In a real CT-guided scenario, the interventionalist relies on the scan as the ground truth to guide the needle to the tumor, using it to visualize and avoid critical structures. Relying more on haptic feedback instead of the scan, especially without virtual fixtures to protect these structures, may pose safety risks. Therefore, an in-depth investigation is required to assess the impact on procedural safety when relying less on imaging and more on haptic feedback. In addition, needle deflection and tissue deformation models should be implemented to assess their impact on the results. If the haptic feedback algorithm adapts to the dynamic trajectory caused by tumor displacement and needle deflection, the results are less likely to be affected. Therefore, incorporating these models is crucial for obtaining more reliable results that more accurately reflect real-life scenarios.

Implementing enhanced force feedback in a real-world scenario would require a force sensor to measure the tip forces or the total axial forces. In the latter case, a friction model should be implemented to extract tip force measurements, which are then filtered and amplified to improve user perception. Radial force and torque measurements should also be filtered and amplified to guide the needle along the desired trajectory. In the simulation developed for this study, forces were implicitly categorized within the model. Furthermore, stability issues may arise in teleoperated bilateral needle insertion with enhanced force feedback. Therefore, the control architecture should incorporate dissipating energy elements, namely, passivity layers, to ensure system robustness against uncertainties and external disturbances.

5. Conclusions

This study proposed a simulation testbed for CT-guided percutaneous needle insertion into the liver, incorporating haptic feedback for sensing needle–tissue interaction forces and guiding the needle toward the tumor. The objective was to investigate how force feedback for sensing and guidance affects user performance during CT-guided procedures. The motivation was to minimize the interventional radiologist’s exposure to radiation, reduce patients’ tissue trauma, and avoid damaging nearby critical structures.

The first contribution of this study was examining whether enhanced haptic feedback in the axial and/or radial direction aids users reach the tumor more efficiently. The results showed that enhanced force feedback in the axial and/or radial direction increased efficiency by significantly reducing task completion time. The second contribution investigated how users’ reliance on CT scans was affected by enhanced haptic feedback. Findings suggest that users relied less on CT scans when force feedback is enhanced in both directions, as they requested significantly fewer scans.
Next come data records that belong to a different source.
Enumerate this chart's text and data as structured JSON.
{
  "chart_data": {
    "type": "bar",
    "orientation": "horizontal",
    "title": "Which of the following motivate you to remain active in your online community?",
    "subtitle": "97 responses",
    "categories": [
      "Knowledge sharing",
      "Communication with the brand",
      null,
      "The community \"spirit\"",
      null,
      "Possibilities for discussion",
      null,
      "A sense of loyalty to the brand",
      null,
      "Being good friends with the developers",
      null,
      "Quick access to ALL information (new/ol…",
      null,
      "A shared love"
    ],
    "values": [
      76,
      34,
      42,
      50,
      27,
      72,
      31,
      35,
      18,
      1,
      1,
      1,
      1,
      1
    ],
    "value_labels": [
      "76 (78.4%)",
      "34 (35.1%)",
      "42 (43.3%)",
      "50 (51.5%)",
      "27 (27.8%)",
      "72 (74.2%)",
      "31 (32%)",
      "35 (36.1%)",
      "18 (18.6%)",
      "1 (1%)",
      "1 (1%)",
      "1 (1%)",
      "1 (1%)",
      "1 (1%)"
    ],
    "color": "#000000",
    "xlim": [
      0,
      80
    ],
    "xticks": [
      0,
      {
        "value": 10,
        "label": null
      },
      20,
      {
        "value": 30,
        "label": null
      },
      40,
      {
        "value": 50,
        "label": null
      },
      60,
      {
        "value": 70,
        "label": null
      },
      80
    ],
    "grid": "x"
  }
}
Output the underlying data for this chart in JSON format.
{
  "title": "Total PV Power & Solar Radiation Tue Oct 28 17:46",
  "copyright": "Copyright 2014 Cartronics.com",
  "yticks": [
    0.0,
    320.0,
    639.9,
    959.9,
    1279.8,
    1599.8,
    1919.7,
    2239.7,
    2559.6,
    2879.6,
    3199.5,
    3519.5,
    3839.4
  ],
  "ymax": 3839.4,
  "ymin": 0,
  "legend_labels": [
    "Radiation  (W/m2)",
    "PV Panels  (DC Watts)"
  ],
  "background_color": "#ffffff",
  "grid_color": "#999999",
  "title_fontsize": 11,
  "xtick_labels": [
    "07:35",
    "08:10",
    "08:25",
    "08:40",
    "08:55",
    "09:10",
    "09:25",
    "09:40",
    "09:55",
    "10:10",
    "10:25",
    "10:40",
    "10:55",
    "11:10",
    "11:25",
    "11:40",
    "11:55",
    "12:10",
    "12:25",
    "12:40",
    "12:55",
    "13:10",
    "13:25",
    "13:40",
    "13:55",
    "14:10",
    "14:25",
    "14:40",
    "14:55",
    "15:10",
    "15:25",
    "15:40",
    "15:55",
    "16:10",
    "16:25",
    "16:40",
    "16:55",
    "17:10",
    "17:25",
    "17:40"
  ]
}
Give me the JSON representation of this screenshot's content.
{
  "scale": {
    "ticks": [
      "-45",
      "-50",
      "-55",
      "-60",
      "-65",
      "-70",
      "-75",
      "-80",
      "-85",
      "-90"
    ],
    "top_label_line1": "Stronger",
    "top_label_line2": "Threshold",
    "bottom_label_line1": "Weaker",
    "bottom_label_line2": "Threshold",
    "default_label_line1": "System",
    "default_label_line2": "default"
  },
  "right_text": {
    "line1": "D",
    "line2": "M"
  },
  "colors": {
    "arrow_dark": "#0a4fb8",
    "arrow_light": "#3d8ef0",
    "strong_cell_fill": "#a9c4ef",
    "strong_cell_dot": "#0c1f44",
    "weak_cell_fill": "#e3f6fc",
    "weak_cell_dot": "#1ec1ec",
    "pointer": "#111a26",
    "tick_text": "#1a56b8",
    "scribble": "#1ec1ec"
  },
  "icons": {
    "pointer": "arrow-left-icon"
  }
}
Finally, we compared the effects of enhanced visual feedback with enhanced haptic feedback on user performance. The results indicated that both types of feedback had a similar impact on overall user performance and satisfaction. Although the proposed haptic feedback algorithm significantly reduced the number of scans and task duration, improvements in trajectory tracking and targeting accuracy were not significant.

For future work, we aim to integrate torque feedback and involve more participants with clinical experience to assess the feasibility of the setup for biopsy training and teleoperation. Additionally, we plan to investigate how enhanced haptic feedback affects the experiences of interventionalists compared to novices. This study could also be extended to a teleoperation setup involving a robotic manipulator with a force sensor for needle insertion into a physical liver phantom guided by CT imaging. Furthermore, alternative imaging techniques, such as MRI, could be explored for examining soft tissue organs like the breast and prostate. Finally, investigating kinesthetic feedback that enables more compliant shared control is essential, as it provides interventionalists with greater flexibility to disregard haptic cues in unexpected situations.